A Los Angeles estate once owned by the late eccentric billionaire Howard Hughes is coming on the market for $23 million.
The 1920s Spanish Colonial is located on the eighth hole of the Wilshire Country Club golf course in the Hancock Park neighborhood, according to marketing materials. Hughes lived there for more than a decade during the heyday of his career as a movie mogul and aviation pioneer who owned the now-defunct Trans World Airlines. The home was depicted in Martin Scorsese’s 2004 film “The Aviator,” about Hughes’ years in Hollywood.
The property is currently owned by Ash Shah, a former movie producer turned restaurateur, and his wife, Niroupa Shah, who bought the house for $6.3 million in 2012, according to property records. Ash Shah said they spent about a year and a half renovating the house and updating it to modern standards.
Set on nearly three-quarters of an acre, the house is about 10,200 square feet with eight bedrooms, including an apartment above the three-car garage, according to the listing. It has a motor court, a swimming pool and an outdoor kitchen with a pizza oven. An interior courtyard is paved with California river stones.
Hancock Park is synonymous with old Hollywood stars, and the neighborhood is filled with historic Tudors and Spanish Colonials, said listing agent David Berg of Compass, who is marketing the property with colleague F. Ron Smith. Designed by the architect Roland A. Coate, the house was originally built for the widow of a prominent businessman. In the late 1920s, as Hughes’ reputation grew in Hollywood, he decided he wanted to move into a “suitable house,” according to the book “Hughes: The Private Diaries, Memos and Letters.” His criteria included an entrance that could accommodate multiple cars, stone floors in the kitchen and windows throughout the house that opened but had permanent screens to keep out bugs, the book said.
He rented the Hancock Park house for $1,000 a month before buying it for $135,000 in 1929, according to the book “Howard Hughes: His Life and Madness.” He lived there until the 1940s, when he moved out and claimed to be a resident of Texas to avoid paying California income taxes, the book said.
Over the years, the actress Katharine Hepburn lived with Hughes in the Hancock Park home; he also had several phone lines installed in the home for his various love interests, according to “Hughes.” He died in 1976.

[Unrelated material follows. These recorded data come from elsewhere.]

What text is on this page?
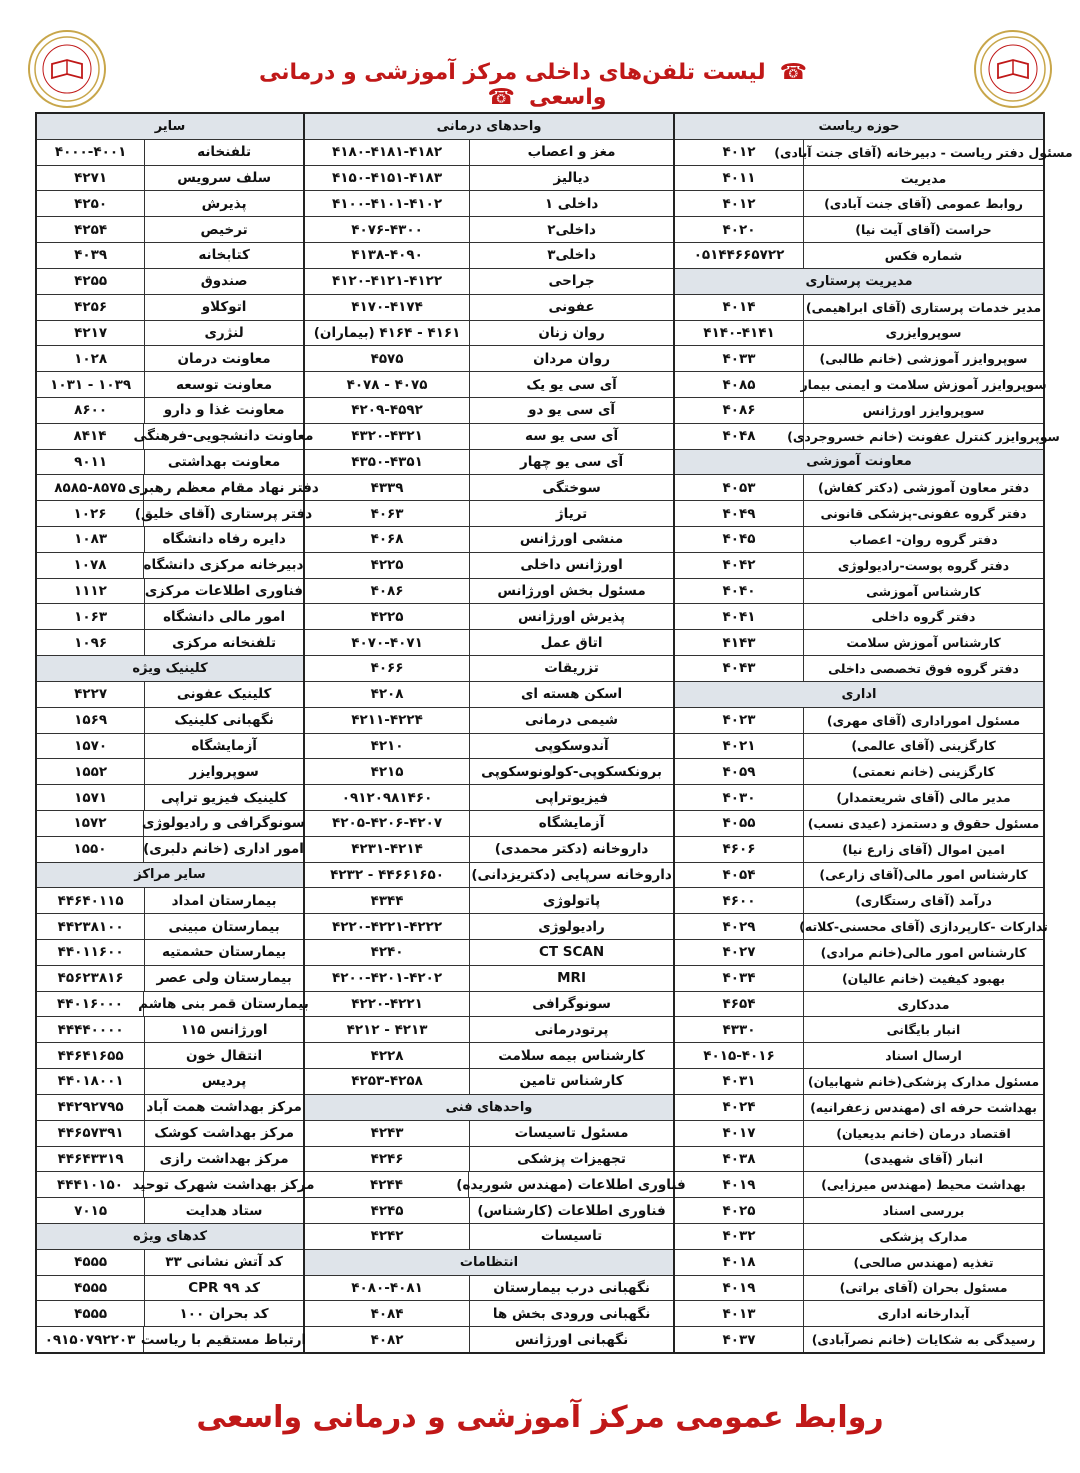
☎لیست تلفن‌های داخلی مرکز آموزشی و درمانی واسعی☎
حوزه ریاست
مسئول دفتر ریاست - دبیرخانه (آقای جنت آبادی)
۴۰۱۲
مدیریت
۴۰۱۱
روابط عمومی (آقای جنت آبادی)
۴۰۱۲
حراست (آقای آیت نیا)
۴۰۲۰
شماره فکس
۰۵۱۴۴۶۶۵۷۲۲
مدیریت پرستاری
مدیر خدمات پرستاری (آقای ابراهیمی)
۴۰۱۴
سوپروایزری
۴۱۴۰-۴۱۴۱
سوپروایزر آموزشی (خانم طالبی)
۴۰۳۳
سوپروایزر آموزش سلامت و ایمنی بیمار
۴۰۸۵
سوپروایزر اورژانس
۴۰۸۶
سوپروایزر کنترل عفونت (خانم خسروجردی)
۴۰۴۸
معاونت آموزشی
دفتر معاون آموزشی (دکتر کفاش)
۴۰۵۳
دفتر گروه عفونی-پزشکی قانونی
۴۰۴۹
دفتر گروه روان- اعصاب
۴۰۴۵
دفتر گروه پوست-رادیولوژی
۴۰۴۲
کارشناس آموزشی
۴۰۴۰
دفتر گروه داخلی
۴۰۴۱
کارشناس آموزش سلامت
۴۱۴۳
دفتر گروه فوق تخصصی داخلی
۴۰۴۳
اداری
مسئول اموراداری (آقای مهری)
۴۰۲۳
کارگزینی (آقای عالمی)
۴۰۲۱
کارگزینی (خانم نعمتی)
۴۰۵۹
مدیر مالی (آقای شریعتمدار)
۴۰۳۰
مسئول حقوق و دستمزد (عیدی نسب)
۴۰۵۵
امین اموال (آقای زارع نیا)
۴۶۰۶
کارشناس امور مالی(آقای زارعی)
۴۰۵۴
درآمد (آقای رستگاری)
۴۶۰۰
تدارکات -کارپردازی (آقای محسنی-کلاته)
۴۰۲۹
کارشناس امور مالی(خانم مرادی)
۴۰۲۷
بهبود کیفیت (خانم عالیان)
۴۰۳۴
مددکاری
۴۶۵۴
انبار بایگانی
۴۳۳۰
ارسال اسناد
۴۰۱۵-۴۰۱۶
مسئول مدارک پزشکی(خانم شهابیان)
۴۰۳۱
بهداشت حرفه ای (مهندس زعفرانیه)
۴۰۲۴
اقتصاد درمان (خانم بدیعیان)
۴۰۱۷
انبار (آقای شهیدی)
۴۰۳۸
بهداشت محیط (مهندس میرزایی)
۴۰۱۹
بررسی اسناد
۴۰۲۵
مدارک پزشکی
۴۰۳۲
تغذیه (مهندس صالحی)
۴۰۱۸
مسئول بحران (آقای براتی)
۴۰۱۹
آبدارخانه اداری
۴۰۱۳
رسیدگی به شکایات (خانم نصرآبادی)
۴۰۳۷
واحدهای درمانی
مغز و اعصاب
۴۱۸۰-۴۱۸۱-۴۱۸۲
دیالیز
۴۱۵۰-۴۱۵۱-۴۱۸۳
داخلی ۱
۴۱۰۰-۴۱۰۱-۴۱۰۲
داخلی۲
۴۰۷۶-۴۳۰۰
داخلی۳
۴۱۳۸-۴۰۹۰
جراحی
۴۱۲۰-۴۱۲۱-۴۱۲۲
عفونی
۴۱۷۰-۴۱۷۴
روان زنان
۴۱۶۱ - ۴۱۶۴ (بیماران)
روان مردان
۴۵۷۵
آی سی یو یک
۴۰۷۵ - ۴۰۷۸
آی سی یو دو
۴۲۰۹-۴۵۹۲
آی سی یو سه
۴۳۲۰-۴۳۲۱
آی سی یو چهار
۴۳۵۰-۴۳۵۱
سوختگی
۴۳۳۹
تریاژ
۴۰۶۳
منشی اورژانس
۴۰۶۸
اورژانس داخلی
۴۲۲۵
مسئول بخش اورژانس
۴۰۸۶
پذیرش اورژانس
۴۲۲۵
اتاق عمل
۴۰۷۰-۴۰۷۱
تزریقات
۴۰۶۶
اسکن هسته ای
۴۲۰۸
شیمی درمانی
۴۲۱۱-۴۲۲۴
آندوسکوپی
۴۲۱۰
برونکسکوپی-کولونوسکوپی
۴۲۱۵
فیزیوتراپی
۰۹۱۲۰۹۸۱۴۶۰
آزمایشگاه
۴۲۰۵-۴۲۰۶-۴۲۰۷
داروخانه (دکتر محمدی)
۴۲۳۱-۴۲۱۴
داروخانه سرپایی (دکتریزدانی)
۴۴۶۶۱۶۵۰ - ۴۲۳۲
پاتولوژی
۴۳۴۴
رادیولوژی
۴۲۲۰-۴۲۲۱-۴۲۲۲
CT SCAN
۴۲۴۰
MRI
۴۲۰۰-۴۲۰۱-۴۲۰۲
سونوگرافی
۴۲۲۰-۴۲۲۱
پرتودرمانی
۴۲۱۳ - ۴۲۱۲
کارشناس بیمه سلامت
۴۲۲۸
کارشناس تامین
۴۲۵۳-۴۲۵۸
واحدهای فنی
مسئول تاسیسات
۴۲۴۳
تجهیزات پزشکی
۴۲۴۶
فناوری اطلاعات (مهندس شوریده)
۴۲۴۴
فناوری اطلاعات (کارشناس)
۴۲۴۵
تاسیسات
۴۲۴۲
انتظامات
نگهبانی درب بیمارستان
۴۰۸۰-۴۰۸۱
نگهبانی ورودی بخش ها
۴۰۸۴
نگهبانی اورژانس
۴۰۸۲
سایر
تلفنخانه
۴۰۰۰-۴۰۰۱
سلف سرویس
۴۲۷۱
پذیرش
۴۲۵۰
ترخیص
۴۲۵۴
کتابخانه
۴۰۳۹
صندوق
۴۲۵۵
اتوکلاو
۴۲۵۶
لنژری
۴۲۱۷
معاونت درمان
۱۰۲۸
معاونت توسعه
۱۰۳۹ - ۱۰۳۱
معاونت غذا و دارو
۸۶۰۰
معاونت دانشجویی-فرهنگی
۸۴۱۴
معاونت بهداشتی
۹۰۱۱
دفتر نهاد مقام معظم رهبری
۸۵۸۵-۸۵۷۵
دفتر پرستاری (آقای خلیق)
۱۰۲۶
دایره رفاه دانشگاه
۱۰۸۳
دبیرخانه مرکزی دانشگاه
۱۰۷۸
فناوری اطلاعات مرکزی
۱۱۱۲
امور مالی دانشگاه
۱۰۶۳
تلفنخانه مرکزی
۱۰۹۶
کلینیک ویژه
کلینیک عفونی
۴۲۲۷
نگهبانی کلینیک
۱۵۶۹
آزمایشگاه
۱۵۷۰
سوپروایزر
۱۵۵۲
کلینیک فیزیو تراپی
۱۵۷۱
سونوگرافی و رادیولوژی
۱۵۷۲
امور اداری (خانم دلبری)
۱۵۵۰
سایر مراکز
بیمارستان امداد
۴۴۶۴۰۱۱۵
بیمارستان مبینی
۴۴۲۳۸۱۰۰
بیمارستان حشمتیه
۴۴۰۱۱۶۰۰
بیمارستان ولی عصر
۴۵۶۲۳۸۱۶
بیمارستان قمر بنی هاشم
۴۴۰۱۶۰۰۰
اورژانس ۱۱۵
۴۴۴۴۰۰۰۰
انتقال خون
۴۴۶۴۱۶۵۵
پردیس
۴۴۰۱۸۰۰۱
مرکز بهداشت همت آباد
۴۴۲۹۲۷۹۵
مرکز بهداشت کوشک
۴۴۶۵۷۳۹۱
مرکز بهداشت رازی
۴۴۶۴۳۳۱۹
مرکز بهداشت شهرک توحید
۴۴۴۱۰۱۵۰
ستاد هدایت
۷۰۱۵
کدهای ویژه
کد آتش نشانی ۳۳
۴۵۵۵
کد CPR ۹۹
۴۵۵۵
کد بحران ۱۰۰
۴۵۵۵
ارتباط مستقیم با ریاست
۰۹۱۵۰۷۹۲۲۰۳
روابط عمومی مرکز آموزشی و درمانی واسعی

The Shahs bought the house from Robert Bookman, a motion picture literary agent, records show. They bought the house because they were expecting their fourth child and needed more space, Ash Shah said, but he was taken with the history of the home. “It was intriguing to me for sure,” he said. “I used to be in the movie business, and back in the day I used to fly TWA.”
When they bought the house, only one room in the house had air conditioning, Ash Shah said, and the layout was “chopped up” into smaller rooms. “When it was built, there was a clear delineation of, ‘This is where the family lived and this is where the staff lived,’” he said. “We spent some time bringing it into one cohesive home.”

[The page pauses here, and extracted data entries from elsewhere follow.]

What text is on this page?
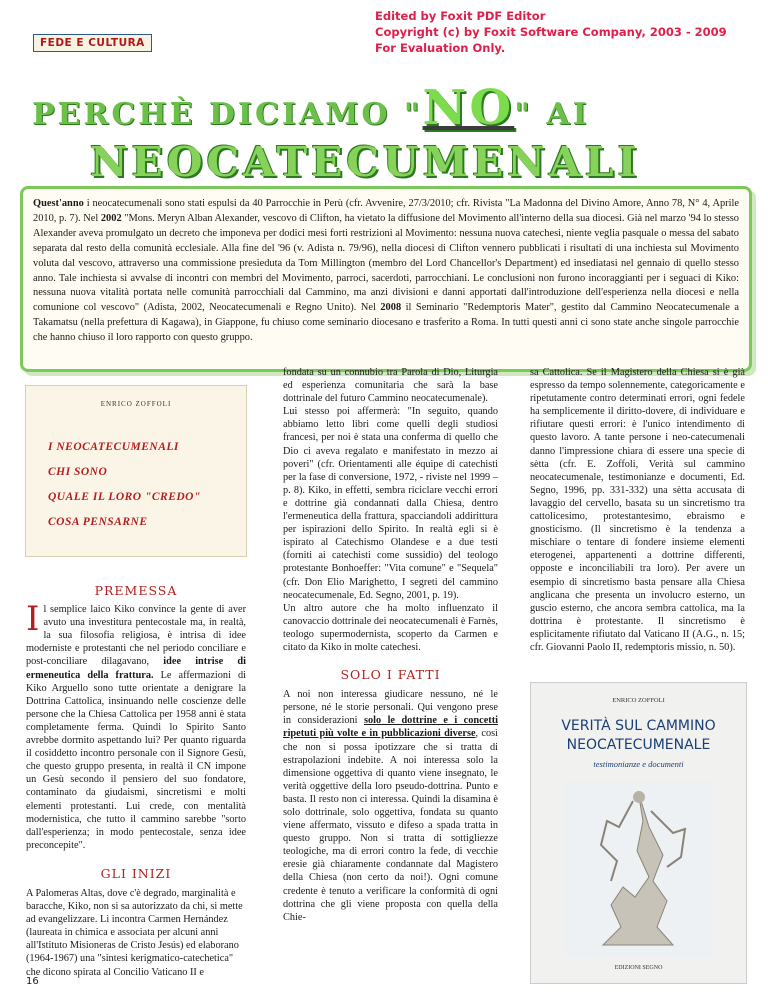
Edited by Foxit PDF Editor
Copyright (c) by Foxit Software Company, 2003 - 2009
For Evaluation Only.
FEDE E CULTURA
PERCHÈ DICIAMO "NO" AI
NEOCATECUMENALI
Quest'anno i neocatecumenali sono stati espulsi da 40 Parrocchie in Perù (cfr. Avvenire, 27/3/2010; cfr. Rivista "La Madonna del Divino Amore, Anno 78, N° 4, Aprile 2010, p. 7). Nel 2002 "Mons. Meryn Alban Alexander, vescovo di Clifton, ha vietato la diffusione del Movimento all'interno della sua diocesi. Già nel marzo '94 lo stesso Alexander aveva promulgato un decreto che imponeva per dodici mesi forti restrizioni al Movimento: nessuna nuova catechesi, niente veglia pasquale o messa del sabato separata dal resto della comunità ecclesiale. Alla fine del '96 (v. Adista n. 79/96), nella diocesi di Clifton vennero pubblicati i risultati di una inchiesta sul Movimento voluta dal vescovo, attraverso una commissione presieduta da Tom Millington (membro del Lord Chancellor's Department) ed insediatasi nel gennaio di quello stesso anno. Tale inchiesta si avvalse di incontri con membri del Movimento, parroci, sacerdoti, parrocchiani. Le conclusioni non furono incoraggianti per i seguaci di Kiko: nessuna nuova vitalità portata nelle comunità parrocchiali dal Cammino, ma anzi divisioni e danni apportati dall'introduzione dell'esperienza nella diocesi e nella comunione col vescovo" (Adista, 2002, Neocatecumenali e Regno Unito). Nel 2008 il Seminario "Redemptoris Mater", gestito dal Cammino Neocatecumenale a Takamatsu (nella prefettura di Kagawa), in Giappone, fu chiuso come seminario diocesano e trasferito a Roma. In tutti questi anni ci sono state anche singole parrocchie che hanno chiuso il loro rapporto con questo gruppo.
ENRICO ZOFFOLI
I NEOCATECUMENALI
CHI SONO
QUALE IL LORO "CREDO"
COSA PENSARNE
PREMESSA
Il semplice laico Kiko convince la gente di aver avuto una investitura pentecostale ma, in realtà, la sua filosofia religiosa, è intrisa di idee moderniste e protestanti che nel periodo conciliare e post-conciliare dilagavano, idee intrise di ermeneutica della frattura. Le affermazioni di Kiko Arguello sono tutte orientate a denigrare la Dottrina Cattolica, insinuando nelle coscienze delle persone che la Chiesa Cattolica per 1958 anni è stata completamente ferma. Quindi lo Spirito Santo avrebbe dormito aspettando lui? Per quanto riguarda il cosiddetto incontro personale con il Signore Gesù, che questo gruppo presenta, in realtà il CN impone un Gesù secondo il pensiero del suo fondatore, contaminato da giudaismi, sincretismi e molti elementi protestanti. Lui crede, con mentalità modernistica, che tutto il cammino sarebbe "sorto dall'esperienza; in modo pentecostale, senza idee preconcepite".
GLI INIZI
A Palomeras Altas, dove c'è degrado, marginalità e baracche, Kiko, non si sa autorizzato da chi, si mette ad evangelizzare. Lì incontra Carmen Hernández (laureata in chimica e associata per alcuni anni all'Istituto Misioneras de Cristo Jesús) ed elaborano (1964-1967) una "sintesi kerigmatico-catechetica" che dicono spirata al Concilio Vaticano II e
fondata su un connubio tra Parola di Dio, Liturgia ed esperienza comunitaria che sarà la base dottrinale del futuro Cammino neocatecumenale).
Lui stesso poi affermerà: "In seguito, quando abbiamo letto libri come quelli degli studiosi francesi, per noi è stata una conferma di quello che Dio ci aveva regalato e manifestato in mezzo ai poveri" (cfr. Orientamenti alle équipe di catechisti per la fase di conversione, 1972, - riviste nel 1999 – p. 8). Kiko, in effetti, sembra riciclare vecchi errori e dottrine già condannati dalla Chiesa, dentro l'ermeneutica della frattura, spacciandoli addirittura per ispirazioni dello Spirito. In realtà egli si è ispirato al Catechismo Olandese e a due testi (forniti ai catechisti come sussidio) del teologo protestante Bonhoeffer: "Vita comune" e "Sequela" (cfr. Don Elio Marighetto, I segreti del cammino neocatecumenale, Ed. Segno, 2001, p. 19).
Un altro autore che ha molto influenzato il canovaccio dottrinale dei neocatecumenali è Farnès, teologo supermodernista, scoperto da Carmen e citato da Kiko in molte catechesi.
SOLO I FATTI
A noi non interessa giudicare nessuno, né le persone, né le storie personali. Qui vengono prese in considerazioni solo le dottrine e i concetti ripetuti più volte e in pubblicazioni diverse, così che non si possa ipotizzare che si tratta di estrapolazioni indebite. A noi interessa solo la dimensione oggettiva di quanto viene insegnato, le verità oggettive della loro pseudo-dottrina. Punto e basta. Il resto non ci interessa. Quindi la disamina è solo dottrinale, solo oggettiva, fondata su quanto viene affermato, vissuto e difeso a spada tratta in questo gruppo. Non si tratta di sottigliezze teologiche, ma di errori contro la fede, di vecchie eresie già chiaramente condannate dal Magistero della Chiesa (non certo da noi!). Ogni comune credente è tenuto a verificare la conformità di ogni dottrina che gli viene proposta con quella della Chie-
sa Cattolica. Se il Magistero della Chiesa si è già espresso da tempo solennemente, categoricamente e ripetutamente contro determinati errori, ogni fedele ha semplicemente il diritto-dovere, di individuare e rifiutare questi errori: è l'unico intendimento di questo lavoro. A tante persone i neo-catecumenali danno l'impressione chiara di essere una specie di sètta (cfr. E. Zoffoli, Verità sul cammino neocatecumenale, testimonianze e documenti, Ed. Segno, 1996, pp. 331-332) una sètta accusata di lavaggio del cervello, basata su un sincretismo tra cattolicesimo, protestantesimo, ebraismo e gnosticismo. (Il sincretismo è la tendenza a mischiare o tentare di fondere insieme elementi eterogenei, appartenenti a dottrine differenti, opposte e inconciliabili tra loro). Per avere un esempio di sincretismo basta pensare alla Chiesa anglicana che presenta un involucro esterno, un guscio esterno, che ancora sembra cattolica, ma la dottrina è protestante. Il sincretismo è esplicitamente rifiutato dal Vaticano II (A.G., n. 15; cfr. Giovanni Paolo II, redemptoris missio, n. 50).
ENRICO ZOFFOLI
VERITÀ SUL CAMMINO
NEOCATECUMENALE
testimonianze e documenti
EDIZIONI SEGNO
16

The Shahs built a family room off the kitchen, added the outdoor kitchen and pizza oven, replaced the pool and finished the lower level. They also built up the outdoor spaces, including a courtyard where they added sofas and a fireplace. Where they could, the Shahs kept original details such as the hardwood flooring and tile work, and they rebuilt the front door based on the original building plans, Ash Shah said. Hughes’s basement vault is still there, repurposed as a 2,500-bottle wine cellar by the prior owner. The Shahs kept the original vault door, which is set off to the side. The wooden gates to the property have the original hydraulic system created by Hughes Tool Co. engineers. Ash Shah said the hydraulics no longer function, however, and the door has to be opened manually.
The Shahs covered wood paneling in the library with black lacquer paint and turned it into a media room, and added gold ceramic tiles and a brass countertop in the kitchen. “Anybody who knows me knows I will put gold on anything,” said Niroupa Shah.
The Shahs said they are selling because they are moving to the East Coast to be near their children’s boarding school.
Overall, L.A.’s luxury market has slowed thanks to limited inventory, rising interest rights and the introduction of a new mansion tax. For the three months ended June 30, luxury home sales dropped 36.17% year-over-year, according to Redfin.
Berg said although transaction volume is down, demand is still strong, which has kept prices steady. “It’s not like 2021,” he said, “but certainly we feel the market for the right product—where they’re priced appropriately—is healthy. It’s a normalized market.”